Looking forward, we can investigate whether or not the high-level cinematic features that we provided would be of help to predict visual deployment by building a model that includes this kind of metadata at the shot level. Another crucial point that we did not pursue is the context of the shot : the order of the shots within the sequence has been proven to influence gaze patterns (Loschky, Larson, Magliano, & Smith, 2014; Loschky, Larson, Smith, & Magliano, 2020). As these questions have been tackled from a psychological or cognitive point of view, they remain to be studied by the computer science part of the field, and to be included in visual attention models. This would greatly benefit multiple areas in the image processing field, like video compression for streaming, or automated video description.

Furthermore, we hope that these data would help cinema scholars to quantify potential perceptual reasons to filmmaking conventions, assess continuity editing on sequences, and hopefully improve models of automated edition (Galvane, Christie, Lino, & Ronfard, 2015).

While we proposed an exploration through the lens of deep saliency models, it should be noted that this dataset can be of use for researchers in other fields. The annotated shots and edits can be used by film researchers to explore and propose new definitions for cinematic conventions (shot size or camera motion categories, for instance). From the perspective of filmmakers, this dataset gives interesting feedback of the audience’s point of view, validating or not their artistic intentions. For instance, one could compare the obtained gaze-tracks to the expectations of professional filmmakers.

Finally, developing automated tools to extract similar high-level cinematic information could be particularly of interest, both for the design of such tools, as it would give cues on the way to design better visual attention models on cinematographic data, but also with its outcome, as it would allow the provision of large-scale annotated cinematic databases, which would give a new—quantitative—dimension to research on movie contents by cinema scholars.

While some annotations can already be extracted automatically today, such as bounding boxes for characters, shot boundaries, and to a lesser extent camera motion, many cinematographic properties still require the human eye to be recognized, like the size of the shot for instance.

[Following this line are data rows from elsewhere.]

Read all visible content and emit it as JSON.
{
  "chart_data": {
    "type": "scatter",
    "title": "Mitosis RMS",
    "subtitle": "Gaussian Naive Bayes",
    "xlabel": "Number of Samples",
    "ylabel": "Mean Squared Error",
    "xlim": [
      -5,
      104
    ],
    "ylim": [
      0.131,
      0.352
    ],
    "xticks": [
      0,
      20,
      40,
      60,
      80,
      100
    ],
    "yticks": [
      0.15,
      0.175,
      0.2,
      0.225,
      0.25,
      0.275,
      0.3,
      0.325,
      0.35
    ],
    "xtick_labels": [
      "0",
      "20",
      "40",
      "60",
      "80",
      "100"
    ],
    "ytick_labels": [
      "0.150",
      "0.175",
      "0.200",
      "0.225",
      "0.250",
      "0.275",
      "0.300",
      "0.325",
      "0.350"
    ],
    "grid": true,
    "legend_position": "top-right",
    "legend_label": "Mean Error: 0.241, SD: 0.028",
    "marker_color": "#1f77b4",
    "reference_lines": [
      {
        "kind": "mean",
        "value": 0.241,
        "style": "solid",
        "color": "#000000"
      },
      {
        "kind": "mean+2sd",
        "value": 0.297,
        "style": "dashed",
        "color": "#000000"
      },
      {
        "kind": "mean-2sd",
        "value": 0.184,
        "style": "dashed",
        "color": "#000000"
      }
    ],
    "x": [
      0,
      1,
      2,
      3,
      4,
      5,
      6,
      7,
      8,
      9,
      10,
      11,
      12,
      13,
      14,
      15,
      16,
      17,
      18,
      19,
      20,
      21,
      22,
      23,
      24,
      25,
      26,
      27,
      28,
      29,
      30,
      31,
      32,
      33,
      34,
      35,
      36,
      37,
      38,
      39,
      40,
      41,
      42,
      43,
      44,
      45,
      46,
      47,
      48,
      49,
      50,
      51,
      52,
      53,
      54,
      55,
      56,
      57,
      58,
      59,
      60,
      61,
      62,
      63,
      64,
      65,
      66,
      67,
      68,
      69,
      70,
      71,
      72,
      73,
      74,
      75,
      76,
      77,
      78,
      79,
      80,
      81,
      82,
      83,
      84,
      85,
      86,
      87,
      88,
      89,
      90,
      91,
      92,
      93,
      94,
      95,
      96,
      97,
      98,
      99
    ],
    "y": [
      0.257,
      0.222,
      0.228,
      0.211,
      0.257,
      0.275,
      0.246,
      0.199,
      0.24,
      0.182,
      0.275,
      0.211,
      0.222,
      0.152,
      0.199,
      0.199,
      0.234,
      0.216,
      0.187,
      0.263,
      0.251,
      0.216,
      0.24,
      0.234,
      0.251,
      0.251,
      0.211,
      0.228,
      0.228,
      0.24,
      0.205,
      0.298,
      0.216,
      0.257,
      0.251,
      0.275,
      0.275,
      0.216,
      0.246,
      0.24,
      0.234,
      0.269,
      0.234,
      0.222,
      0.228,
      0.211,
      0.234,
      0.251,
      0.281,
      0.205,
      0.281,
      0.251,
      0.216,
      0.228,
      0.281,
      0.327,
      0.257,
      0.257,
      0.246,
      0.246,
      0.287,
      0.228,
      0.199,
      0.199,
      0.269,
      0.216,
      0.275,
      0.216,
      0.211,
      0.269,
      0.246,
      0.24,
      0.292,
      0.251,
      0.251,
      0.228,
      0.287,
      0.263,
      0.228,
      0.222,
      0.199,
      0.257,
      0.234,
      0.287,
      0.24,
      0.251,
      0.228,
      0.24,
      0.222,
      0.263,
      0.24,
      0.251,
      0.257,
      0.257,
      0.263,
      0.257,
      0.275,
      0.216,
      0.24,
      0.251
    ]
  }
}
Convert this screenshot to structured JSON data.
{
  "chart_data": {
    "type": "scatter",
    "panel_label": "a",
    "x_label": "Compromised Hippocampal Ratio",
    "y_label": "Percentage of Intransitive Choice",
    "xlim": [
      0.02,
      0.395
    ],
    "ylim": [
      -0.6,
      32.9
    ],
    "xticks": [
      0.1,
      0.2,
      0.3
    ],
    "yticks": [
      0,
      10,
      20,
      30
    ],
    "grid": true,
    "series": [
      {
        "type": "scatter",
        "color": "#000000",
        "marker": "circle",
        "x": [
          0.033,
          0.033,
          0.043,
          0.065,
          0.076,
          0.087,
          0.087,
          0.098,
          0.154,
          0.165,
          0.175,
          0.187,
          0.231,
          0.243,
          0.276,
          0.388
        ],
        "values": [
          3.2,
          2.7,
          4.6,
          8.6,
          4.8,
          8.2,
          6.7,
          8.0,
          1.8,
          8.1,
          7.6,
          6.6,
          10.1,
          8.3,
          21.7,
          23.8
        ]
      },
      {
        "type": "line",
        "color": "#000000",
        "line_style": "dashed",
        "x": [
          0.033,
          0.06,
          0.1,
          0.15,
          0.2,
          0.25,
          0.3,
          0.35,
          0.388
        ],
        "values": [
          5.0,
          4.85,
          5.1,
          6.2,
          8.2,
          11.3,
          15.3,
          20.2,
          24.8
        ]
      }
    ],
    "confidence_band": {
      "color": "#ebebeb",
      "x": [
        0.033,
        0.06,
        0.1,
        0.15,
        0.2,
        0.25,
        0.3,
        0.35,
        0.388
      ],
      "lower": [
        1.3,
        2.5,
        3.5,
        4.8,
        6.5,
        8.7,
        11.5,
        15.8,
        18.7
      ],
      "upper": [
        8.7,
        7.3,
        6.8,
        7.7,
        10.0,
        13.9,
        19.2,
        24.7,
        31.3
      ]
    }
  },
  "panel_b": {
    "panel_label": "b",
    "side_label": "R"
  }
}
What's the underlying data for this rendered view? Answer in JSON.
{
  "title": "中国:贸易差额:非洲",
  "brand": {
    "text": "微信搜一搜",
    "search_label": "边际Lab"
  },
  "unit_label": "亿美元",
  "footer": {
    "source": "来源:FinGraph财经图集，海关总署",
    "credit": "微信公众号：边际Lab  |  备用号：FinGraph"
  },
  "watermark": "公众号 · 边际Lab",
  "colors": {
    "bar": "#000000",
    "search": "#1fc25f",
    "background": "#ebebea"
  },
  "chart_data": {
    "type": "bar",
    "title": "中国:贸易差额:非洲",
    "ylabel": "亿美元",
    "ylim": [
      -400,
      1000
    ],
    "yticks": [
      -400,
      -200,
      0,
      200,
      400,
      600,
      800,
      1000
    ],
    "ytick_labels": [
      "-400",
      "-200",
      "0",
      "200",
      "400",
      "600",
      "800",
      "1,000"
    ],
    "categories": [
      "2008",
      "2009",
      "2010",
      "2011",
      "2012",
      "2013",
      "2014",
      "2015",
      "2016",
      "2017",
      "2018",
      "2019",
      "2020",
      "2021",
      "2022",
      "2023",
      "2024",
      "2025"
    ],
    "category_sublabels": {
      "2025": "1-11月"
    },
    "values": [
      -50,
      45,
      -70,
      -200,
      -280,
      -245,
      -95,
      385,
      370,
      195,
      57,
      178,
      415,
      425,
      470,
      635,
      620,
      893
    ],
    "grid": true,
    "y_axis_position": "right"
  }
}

The recent work of Courant, Lino, Christie, and Kalogeiton (2021) show promising results, being able to accurately detect camera motion, but also frame layering, which could be used to infer a shot size.

We identify two different ways to incorporate information extracted from these cinematic features in visual attention models.

The first one would be to train deep learning models on cinematic style-related problems, such as director recognition, or style classification, using large-scale datasets such as MovieNet (Huang, Xiong, Rao, Wang, & Lin, 2020). The resulting deep representations of the movie clips could then be concatenated with more traditional image processing deep features to train a visual saliency model. However, the main drawback of this approach is its lack of explainability: establishing the relationship between a deep representation and understandable features is indeed a very difficult task.

The second way would be to identify important cinematic features beforehand, which is what we have initiated in this work. Once an interesting feature has been identified, one can design a way of automatically extracting it. For instance, image segmentation models can be used to infer the visible area of the characters on screen. Combining this information with the frame layering (i.e., which characters are in the foreground or in the background) could reliably give the shot size. Once those features are extracted, they could easily be included in visual attention models as biases.